FTX’s CEO Sam Bankman-Fried is set to testify before Congress next week about the collapse of FTX, as regulators investigate the cryptocurrency exchange he led.
United States House committee on financial services said in a statement on Friday that the panel would hear from FTX’s newly appointed CEO John Ray, and from Bankman-Fried on 13 December.
The FTX founder and former chief executive, who stepped down when it filed for chapter 11 bankruptcy protection on 11 November, tweeted that he would give evidence to the House financial services committee on Tuesday.
Bankman-Fried, who has stayed in the Bahamas where his company was headquartered, did not clarify whether he would appear in person or via video link.

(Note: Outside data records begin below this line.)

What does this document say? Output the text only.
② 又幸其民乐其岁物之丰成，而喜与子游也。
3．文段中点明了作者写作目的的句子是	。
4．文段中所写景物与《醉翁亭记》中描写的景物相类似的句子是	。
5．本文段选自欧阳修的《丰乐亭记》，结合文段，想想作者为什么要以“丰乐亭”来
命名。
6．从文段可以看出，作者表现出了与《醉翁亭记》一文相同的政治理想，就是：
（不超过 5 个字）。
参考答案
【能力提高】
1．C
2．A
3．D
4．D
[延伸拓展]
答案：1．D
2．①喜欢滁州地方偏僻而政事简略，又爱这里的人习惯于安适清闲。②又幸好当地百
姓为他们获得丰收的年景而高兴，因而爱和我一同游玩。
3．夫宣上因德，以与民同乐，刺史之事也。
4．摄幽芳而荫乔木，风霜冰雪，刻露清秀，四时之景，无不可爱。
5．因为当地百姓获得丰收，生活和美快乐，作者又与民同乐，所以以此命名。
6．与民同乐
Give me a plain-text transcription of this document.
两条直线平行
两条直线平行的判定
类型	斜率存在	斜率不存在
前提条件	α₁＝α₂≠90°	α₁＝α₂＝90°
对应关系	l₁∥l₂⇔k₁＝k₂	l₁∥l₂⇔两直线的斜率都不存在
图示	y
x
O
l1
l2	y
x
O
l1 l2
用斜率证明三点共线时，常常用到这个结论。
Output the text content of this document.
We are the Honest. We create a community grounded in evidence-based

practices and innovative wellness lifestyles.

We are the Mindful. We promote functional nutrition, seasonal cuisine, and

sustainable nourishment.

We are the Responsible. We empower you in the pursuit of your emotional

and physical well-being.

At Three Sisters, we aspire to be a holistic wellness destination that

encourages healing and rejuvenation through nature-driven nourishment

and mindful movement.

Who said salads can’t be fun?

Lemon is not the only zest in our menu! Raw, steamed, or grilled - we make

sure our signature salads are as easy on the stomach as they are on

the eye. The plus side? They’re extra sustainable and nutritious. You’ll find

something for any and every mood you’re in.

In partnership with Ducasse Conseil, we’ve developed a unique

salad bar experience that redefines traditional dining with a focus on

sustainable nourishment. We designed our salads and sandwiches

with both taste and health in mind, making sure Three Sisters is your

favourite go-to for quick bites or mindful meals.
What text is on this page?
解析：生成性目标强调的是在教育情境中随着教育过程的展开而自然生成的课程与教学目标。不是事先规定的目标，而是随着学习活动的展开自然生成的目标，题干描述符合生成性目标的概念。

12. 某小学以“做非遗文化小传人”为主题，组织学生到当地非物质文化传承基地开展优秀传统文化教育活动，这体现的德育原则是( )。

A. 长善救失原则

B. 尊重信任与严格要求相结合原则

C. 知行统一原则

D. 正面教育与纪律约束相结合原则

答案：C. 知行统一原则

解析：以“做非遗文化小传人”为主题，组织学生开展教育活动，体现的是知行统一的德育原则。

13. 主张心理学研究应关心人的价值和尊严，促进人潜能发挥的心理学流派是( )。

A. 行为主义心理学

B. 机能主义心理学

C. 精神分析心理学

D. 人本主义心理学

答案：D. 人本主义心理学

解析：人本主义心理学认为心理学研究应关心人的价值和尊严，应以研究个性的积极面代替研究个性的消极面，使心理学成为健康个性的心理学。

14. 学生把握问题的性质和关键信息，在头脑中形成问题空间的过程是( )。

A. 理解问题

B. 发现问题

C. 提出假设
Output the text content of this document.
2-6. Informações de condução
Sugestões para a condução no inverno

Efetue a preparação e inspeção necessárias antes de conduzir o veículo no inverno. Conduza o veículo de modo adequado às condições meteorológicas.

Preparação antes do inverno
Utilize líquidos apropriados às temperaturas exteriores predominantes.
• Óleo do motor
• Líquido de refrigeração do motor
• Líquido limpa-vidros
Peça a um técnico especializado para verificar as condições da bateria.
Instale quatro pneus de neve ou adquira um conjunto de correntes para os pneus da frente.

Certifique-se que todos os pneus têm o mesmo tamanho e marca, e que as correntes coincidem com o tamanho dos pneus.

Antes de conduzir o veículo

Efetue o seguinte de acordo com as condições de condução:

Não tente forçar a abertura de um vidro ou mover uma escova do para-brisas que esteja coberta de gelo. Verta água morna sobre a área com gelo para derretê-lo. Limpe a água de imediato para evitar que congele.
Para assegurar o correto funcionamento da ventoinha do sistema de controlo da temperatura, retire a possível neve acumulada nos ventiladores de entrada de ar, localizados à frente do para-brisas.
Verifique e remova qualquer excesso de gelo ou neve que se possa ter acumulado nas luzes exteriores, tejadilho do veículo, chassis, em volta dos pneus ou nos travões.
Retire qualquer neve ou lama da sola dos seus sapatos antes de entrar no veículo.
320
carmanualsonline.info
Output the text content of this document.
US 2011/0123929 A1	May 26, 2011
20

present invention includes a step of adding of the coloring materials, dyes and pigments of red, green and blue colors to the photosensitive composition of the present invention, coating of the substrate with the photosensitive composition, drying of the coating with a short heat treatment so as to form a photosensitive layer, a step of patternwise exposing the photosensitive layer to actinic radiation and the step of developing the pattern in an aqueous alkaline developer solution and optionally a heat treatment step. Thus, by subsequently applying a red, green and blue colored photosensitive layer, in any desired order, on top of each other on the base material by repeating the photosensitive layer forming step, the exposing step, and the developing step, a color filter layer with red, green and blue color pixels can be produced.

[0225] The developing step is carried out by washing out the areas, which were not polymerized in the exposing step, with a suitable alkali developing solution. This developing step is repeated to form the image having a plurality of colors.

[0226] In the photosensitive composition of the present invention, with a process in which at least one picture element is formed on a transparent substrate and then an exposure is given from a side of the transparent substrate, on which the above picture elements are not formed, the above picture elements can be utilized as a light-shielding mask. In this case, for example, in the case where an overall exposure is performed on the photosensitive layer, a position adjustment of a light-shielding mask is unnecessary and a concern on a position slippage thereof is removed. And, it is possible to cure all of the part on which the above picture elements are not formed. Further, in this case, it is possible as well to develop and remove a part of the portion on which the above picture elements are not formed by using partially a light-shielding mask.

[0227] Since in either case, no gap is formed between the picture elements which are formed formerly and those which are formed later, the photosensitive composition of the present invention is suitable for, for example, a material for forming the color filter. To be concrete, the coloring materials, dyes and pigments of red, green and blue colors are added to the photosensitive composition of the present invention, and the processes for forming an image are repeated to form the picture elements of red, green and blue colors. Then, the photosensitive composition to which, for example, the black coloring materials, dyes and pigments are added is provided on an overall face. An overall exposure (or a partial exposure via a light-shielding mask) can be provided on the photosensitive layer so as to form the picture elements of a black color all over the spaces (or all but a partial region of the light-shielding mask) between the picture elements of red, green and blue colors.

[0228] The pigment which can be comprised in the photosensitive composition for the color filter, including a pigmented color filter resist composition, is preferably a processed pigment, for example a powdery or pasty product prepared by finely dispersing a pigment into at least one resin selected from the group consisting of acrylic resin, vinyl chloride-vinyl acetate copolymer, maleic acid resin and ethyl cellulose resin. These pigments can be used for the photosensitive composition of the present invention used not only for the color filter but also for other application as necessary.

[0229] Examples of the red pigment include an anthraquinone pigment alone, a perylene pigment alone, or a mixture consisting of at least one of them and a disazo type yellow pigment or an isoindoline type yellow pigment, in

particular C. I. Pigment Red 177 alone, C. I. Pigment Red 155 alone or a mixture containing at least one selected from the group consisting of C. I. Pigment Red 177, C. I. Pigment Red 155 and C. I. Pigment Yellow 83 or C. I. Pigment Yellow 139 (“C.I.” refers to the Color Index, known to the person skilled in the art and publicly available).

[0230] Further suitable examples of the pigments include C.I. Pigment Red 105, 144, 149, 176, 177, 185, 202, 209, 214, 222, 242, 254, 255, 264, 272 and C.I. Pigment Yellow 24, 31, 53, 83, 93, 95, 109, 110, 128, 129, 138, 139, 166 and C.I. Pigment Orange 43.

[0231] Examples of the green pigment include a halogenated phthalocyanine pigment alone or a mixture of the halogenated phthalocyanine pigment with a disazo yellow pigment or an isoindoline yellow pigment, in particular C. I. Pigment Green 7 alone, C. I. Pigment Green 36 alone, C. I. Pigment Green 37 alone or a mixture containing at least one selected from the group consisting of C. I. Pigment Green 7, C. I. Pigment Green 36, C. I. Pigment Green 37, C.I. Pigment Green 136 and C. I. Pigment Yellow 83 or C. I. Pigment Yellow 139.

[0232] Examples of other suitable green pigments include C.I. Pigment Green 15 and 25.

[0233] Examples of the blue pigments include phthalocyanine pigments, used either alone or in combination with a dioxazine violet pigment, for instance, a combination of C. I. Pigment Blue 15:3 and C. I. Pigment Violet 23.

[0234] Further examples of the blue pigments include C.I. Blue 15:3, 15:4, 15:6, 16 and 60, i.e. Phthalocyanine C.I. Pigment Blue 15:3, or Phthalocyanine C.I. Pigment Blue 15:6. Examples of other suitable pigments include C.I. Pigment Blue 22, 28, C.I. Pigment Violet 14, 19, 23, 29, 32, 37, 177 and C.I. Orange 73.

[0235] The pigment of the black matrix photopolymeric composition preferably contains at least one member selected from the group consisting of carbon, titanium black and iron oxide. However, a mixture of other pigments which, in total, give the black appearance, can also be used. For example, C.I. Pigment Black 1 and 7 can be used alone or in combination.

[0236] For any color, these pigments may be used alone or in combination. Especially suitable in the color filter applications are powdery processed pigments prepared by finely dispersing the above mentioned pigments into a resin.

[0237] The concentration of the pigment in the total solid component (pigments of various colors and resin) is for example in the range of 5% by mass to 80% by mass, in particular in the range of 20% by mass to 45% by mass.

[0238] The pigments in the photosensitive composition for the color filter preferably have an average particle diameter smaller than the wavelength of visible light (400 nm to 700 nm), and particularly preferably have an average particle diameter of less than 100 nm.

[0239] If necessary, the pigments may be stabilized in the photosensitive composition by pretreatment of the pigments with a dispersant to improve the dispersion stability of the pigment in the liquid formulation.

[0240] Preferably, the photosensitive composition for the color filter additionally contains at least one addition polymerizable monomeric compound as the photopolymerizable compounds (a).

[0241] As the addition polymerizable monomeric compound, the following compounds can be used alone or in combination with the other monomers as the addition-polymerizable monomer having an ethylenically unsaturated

He has given a number of media interviews since the FTX collapse, as well as tweeting regularly. He has denied trying to commit fraud and has said his fortune, once estimated at $26 Billion, has dwindled to $100,000.
In its first bankruptcy filing last month, FTX said it expected to have more than 1 million individual creditors. On Friday, Bankman-Fried tweeted that he had thought of himself as a “model CEO” who would not become lazy or disconnected, who had then created a “destructive” situation when he did. “I’m sorry,” he tweeted. “Hopefully people can learn from the difference between who I was and who I could have been.”
He listed specific issues he would be able to discuss with the committee, including the solvency of FTX’s US business, its American customers, and possible solutions for returning assets to international clients. He also said he could talk about what he thinks led to the crash and “my own failings”.